SurplusGlobal
- Native name: 서플러스글로벌
- Type: Public
- Traded as: KRX: 140070
- Industry: Semiconductors
- Founded: 2000
- Founder: Bruce Kim
- Headquarters: Yongin, South Korea
- Subsidiaries: EQ Global
- Website: surplusglobal.com

= SurplusGlobal =

South Korean semiconductor company

SurplusGlobal, Inc. is a South Korean company engaged in the trading of used semiconductor manufacturing equipment and parts. Founded in 2000, the company’s business includes the acquisition and sale of used semiconductor equipment and parts, remarketing, refurbishment, logistics, and warehousing services.

== History ==
SurplusGlobal was founded on March 28, 2000, by Bruce Kim. The company initially focused on used semiconductor equipment trading and later added related services, including refurbishment, logistics, and warehousing.

In 2017, SurplusGlobal acquired EQ Bestech, now known as EQ Global. In the same year, the company was listed on the KOSDAQ market.

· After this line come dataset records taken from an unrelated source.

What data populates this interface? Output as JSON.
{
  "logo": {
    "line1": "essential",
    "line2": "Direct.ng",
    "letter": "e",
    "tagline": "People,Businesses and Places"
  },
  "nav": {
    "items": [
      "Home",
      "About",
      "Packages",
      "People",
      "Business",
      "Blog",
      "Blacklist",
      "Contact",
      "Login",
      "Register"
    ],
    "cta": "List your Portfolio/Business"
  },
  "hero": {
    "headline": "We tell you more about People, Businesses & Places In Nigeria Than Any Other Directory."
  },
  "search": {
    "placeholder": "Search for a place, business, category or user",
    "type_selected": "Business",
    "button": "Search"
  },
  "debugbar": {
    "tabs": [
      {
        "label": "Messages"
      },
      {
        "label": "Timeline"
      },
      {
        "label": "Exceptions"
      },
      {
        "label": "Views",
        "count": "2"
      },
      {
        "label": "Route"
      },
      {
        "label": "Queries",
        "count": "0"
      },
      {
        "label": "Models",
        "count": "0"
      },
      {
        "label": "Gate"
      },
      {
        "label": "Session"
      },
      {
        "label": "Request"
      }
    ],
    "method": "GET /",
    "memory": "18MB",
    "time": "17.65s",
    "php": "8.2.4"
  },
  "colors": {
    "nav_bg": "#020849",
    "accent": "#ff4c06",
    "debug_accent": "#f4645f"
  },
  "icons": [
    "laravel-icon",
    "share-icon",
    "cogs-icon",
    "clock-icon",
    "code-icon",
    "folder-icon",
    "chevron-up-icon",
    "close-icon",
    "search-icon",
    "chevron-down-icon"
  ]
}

In 2022, SurplusGlobal completed a semiconductor equipment cluster in Namsa-eup, Cheoin-gu, Yongin, South Korea. The facility includes areas for used semiconductor equipment distribution, cleanroom operations, testing, and refurbishment.

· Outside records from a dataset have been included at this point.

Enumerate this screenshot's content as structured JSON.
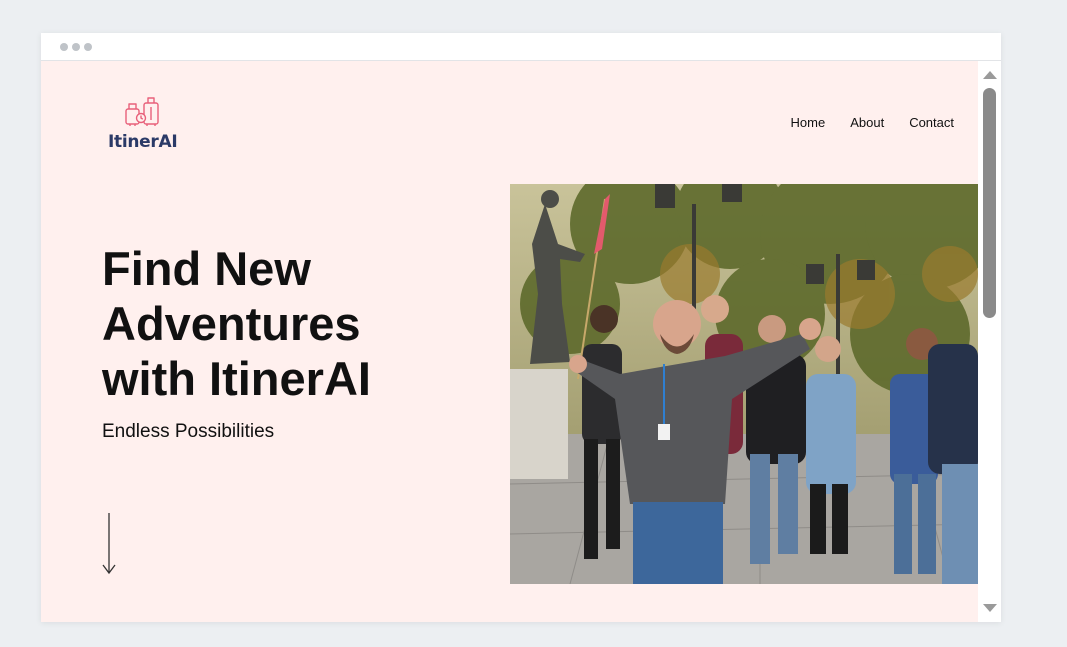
{
  "window": {
    "chrome_dots": 3
  },
  "brand": {
    "name": "ItinerAI",
    "icon": "luggage-icon"
  },
  "nav": {
    "items": [
      "Home",
      "About",
      "Contact"
    ]
  },
  "hero": {
    "title": "Find New Adventures with ItinerAI",
    "subtitle": "Endless Possibilities",
    "scroll_icon": "arrow-down-icon",
    "image_icon": "hero-photo"
  },
  "colors": {
    "page_bg": "#fff0ee",
    "brand_text": "#2b3a67",
    "logo_accent": "#e8607a",
    "text": "#111111"
  }
}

In 2025, SurplusGlobal launched SemiMarket, an online marketplace for semiconductor equipment and parts.

== Business areas ==
SurplusGlobal’s main business is the trading and remarketing of used semiconductor manufacturing equipment and parts. Its services include equipment sourcing, sales, refurbishment, logistics, and warehousing.

The company also operates SemiMarket, a marketplace platform for semiconductor equipment and parts.

== Subsidiary ==
EQ Global is a subsidiary of SurplusGlobal involved in the repair and refurbishment of semiconductor equipment parts.